For an artist who doesn’t accept more than two-three concerts a month, and until two years ago used a rickety scooter to travel and teach students at the University College of Music in Dharwad, and Karnataka College of Music, where he was a faculty for 33 years, music and teaching have been a way of life. “I still use it to go to the market. I can’t drive a car,” says the vocalist, who works at the college to ensure a pension post retirement. He wasn’t sure if concerts would be able to support him. “When you have seen a lot of difficulties in life, you become careful. I would take leave from the college and perform but I wanted to keep my job,” he says.

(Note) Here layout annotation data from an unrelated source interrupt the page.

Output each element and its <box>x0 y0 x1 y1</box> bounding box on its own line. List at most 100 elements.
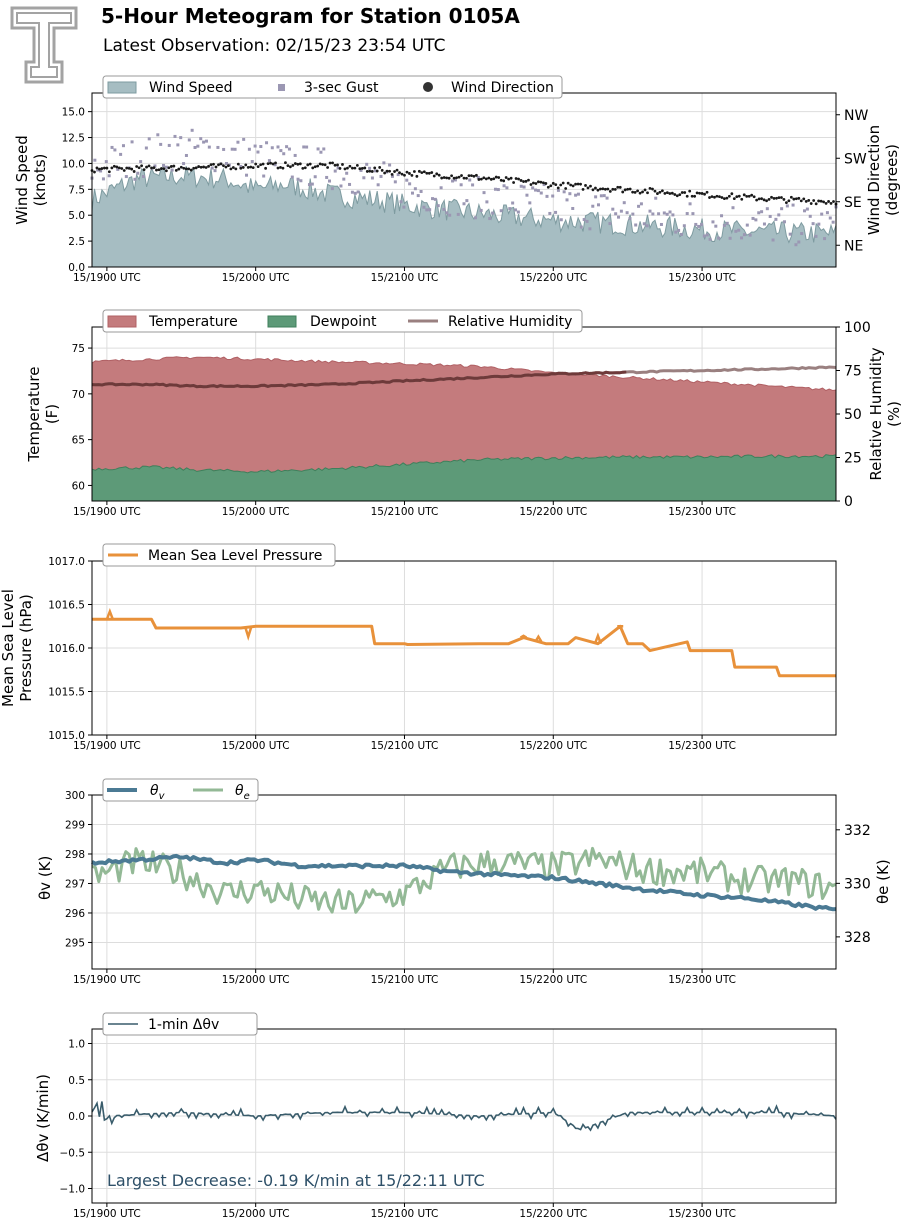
gust-point <box>491 211 495 215</box>
gust-point <box>176 143 180 147</box>
wind-direction-point <box>695 191 699 195</box>
wind-direction-point <box>457 175 461 179</box>
gust-point <box>708 237 712 241</box>
gust-point <box>144 146 148 150</box>
wind-direction-point <box>479 177 483 181</box>
wind-direction-point <box>757 197 761 201</box>
gust-point <box>119 152 123 156</box>
gust-point <box>611 207 615 211</box>
gust-point <box>428 208 432 212</box>
wind-direction-point <box>323 163 327 167</box>
wind-direction-point <box>306 163 310 167</box>
wind-direction-point <box>603 187 607 191</box>
wind-direction-point <box>579 182 582 186</box>
gust-point <box>422 205 426 209</box>
wind-direction-point <box>338 167 342 170</box>
gust-point <box>305 145 309 149</box>
gust-point <box>657 212 661 216</box>
gust-point <box>233 147 237 151</box>
gust-point <box>814 234 818 238</box>
gust-point <box>505 186 509 190</box>
wind-direction-point <box>194 166 198 170</box>
gust-point <box>396 173 400 177</box>
gust-point <box>142 174 146 178</box>
wind-direction-point <box>561 181 565 185</box>
gust-point <box>453 178 457 182</box>
wind-direction-point <box>393 170 396 173</box>
wind-direction-point <box>360 166 364 170</box>
wind-direction-point <box>775 196 778 200</box>
gust-point <box>728 236 732 240</box>
wind-direction-point <box>777 196 781 200</box>
gust-point <box>336 166 340 170</box>
wind-direction-point <box>765 199 768 203</box>
wind-direction-point <box>445 176 449 180</box>
wind-direction-point <box>829 201 833 205</box>
wind-direction-point <box>780 196 783 199</box>
gust-point <box>348 182 352 186</box>
wind-direction-point <box>628 187 632 191</box>
wind-direction-point <box>576 182 580 186</box>
wind-direction-point <box>380 168 384 172</box>
gust-point <box>273 163 277 167</box>
y-tick-label: 2.5 <box>68 236 85 248</box>
y-tick-label: 1016.5 <box>48 600 85 612</box>
wind-direction-point <box>832 200 835 203</box>
gust-point <box>139 160 143 164</box>
wind-direction-point <box>321 163 325 166</box>
gust-point <box>797 240 801 244</box>
legend-box <box>102 543 336 567</box>
wind-direction-point <box>189 168 193 172</box>
gust-point <box>153 164 157 168</box>
theta-v-line <box>91 853 837 912</box>
gust-point <box>720 214 724 218</box>
gust-point <box>207 145 211 149</box>
gust-point <box>488 217 492 221</box>
wind-direction-point <box>115 165 119 169</box>
wind-direction-point <box>703 192 706 196</box>
gust-point <box>328 179 332 183</box>
gust-point <box>256 150 260 154</box>
gust-point <box>222 147 226 151</box>
wind-direction-point <box>239 166 243 170</box>
gust-point <box>820 212 824 216</box>
gust-point <box>425 208 429 212</box>
gust-point <box>359 168 363 172</box>
y-tick-label: 75 <box>72 343 85 355</box>
gust-point <box>193 146 197 150</box>
gust-point <box>296 177 300 181</box>
y-tick-label: 299 <box>65 819 85 831</box>
x-tick-label: 15/2100 UTC <box>371 974 439 986</box>
gust-point <box>677 228 681 232</box>
gust-point <box>416 194 420 198</box>
gust-point <box>711 220 715 224</box>
gust-point <box>448 213 452 217</box>
wind-direction-point <box>432 174 436 178</box>
wind-direction-point <box>165 169 168 173</box>
gust-point <box>445 211 449 215</box>
wind-direction-point <box>437 173 441 177</box>
gust-point <box>545 194 549 198</box>
gust-point <box>356 190 360 194</box>
temperature-axis-label: Temperature(F) <box>25 366 61 462</box>
wind-direction-point <box>370 170 374 173</box>
y2-tick-label: 330 <box>844 876 871 892</box>
wind-direction-point <box>569 183 573 187</box>
wind-direction-point <box>539 180 543 184</box>
wind-direction-point <box>541 181 545 185</box>
gust-point <box>548 211 552 215</box>
wind-direction-point <box>782 198 786 201</box>
gust-point <box>782 220 786 224</box>
y-tick-label: 300 <box>65 790 85 802</box>
wind-direction-point <box>222 164 225 168</box>
gust-point <box>654 196 658 200</box>
wind-direction-point <box>668 192 672 195</box>
wind-direction-point <box>353 166 357 170</box>
wind-direction-point <box>127 166 131 170</box>
y2-tick-label: NW <box>844 108 868 124</box>
wind-direction-point <box>137 166 141 170</box>
gust-point <box>525 193 529 197</box>
wind-direction-point <box>390 172 394 176</box>
wind-direction-point <box>727 194 731 198</box>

In Gadag, a sleepy little town bordering Dharwad to its West, Kumar’s mornings happen at 5 am, where his voice rises as if to team with the sun. Kumar came to Gadag as a 12-year-old from Lakshmipura in Dharwad, a region that has produced legends such as Gangubai Hangal and Mallikarjun Mansur; a place that’s said to have music in its soil. Son of a folk singer and leather puppeteer, Kumar says that they barely had enough to eat. His father knew that his son had the voice and talent. Soon Kumar, along with his maternal uncle, found himself at the Veereshwara Punyashrama in Gadag, which was run by Veerashaiva saint and Hindustani musician, Puttaraja Gawai. Kumar lived and learned at the ashram for the next 12 years.
“It was a strict routine. We woke up at 4 am and did riyaaz till 7 am. Then we’d clean the ashram, cook, do our daily chores, practise again, eat and sleep. There was no TV and phones. Life was simple and focused,” says Kumar, whose training was mostly under Kirana and Gwalior gharanas with a Carnatic classical influence of his guru, which now results in unique sargam methods. “But I was never stopped from learning the interesting bits from other gharanas. For a long time, the secrecy of the gharanas as a concept, was quite bizarre for me. Music is music, my guru would say,” says Kumar, who has also authored the music textbook for the examination conducted by the Karnataka government.

But for 14 years after, when he left his guru’s ashram, Kumar struggled to make ends meet. He tried to put food on the table by teaching children at their homes, travelling miles on a bicycle for a sum of Rs 25a month. “It was a very small amount even in the ‘80s. Which is why I wasn’t keen that my children turn to music for a livelihood,” says Kumar, whose three children are teachers.

But it was a telegram from Pandit Bhimsen Joshi in 1993 that changed Kumar’s life. It was an invite to perform at the famed Sawai Gandharva Festival in Pune. Joshi had taught in Gadag and had heard of Kumar’s unique timbre. The experience of that concert is something that Kumar still remembers. “People would sit through the night and listen. They didn’t care about anything else. It was all about immersing themselves. I liked that,” says Kumar.

Almost a decade later, in 2002, when Joshi was being awarded the Maharashtra Bhushan award, he was asked to suggest a musician he wanted to listen to. “He named Rashid Khan first. But post his unavailability, took my name. Being his second choice, too, was honour enough,” says Kumar, who has performed in some of the more significant festivals in the last decade.

He is glad that he’s found connoisseurs now. The masses, he says, are just about learning a little bit about him. “Qismat matters. I am happy that people are listening to my music finally. I am serving music and surviving. I am a known name now,” says Kumar.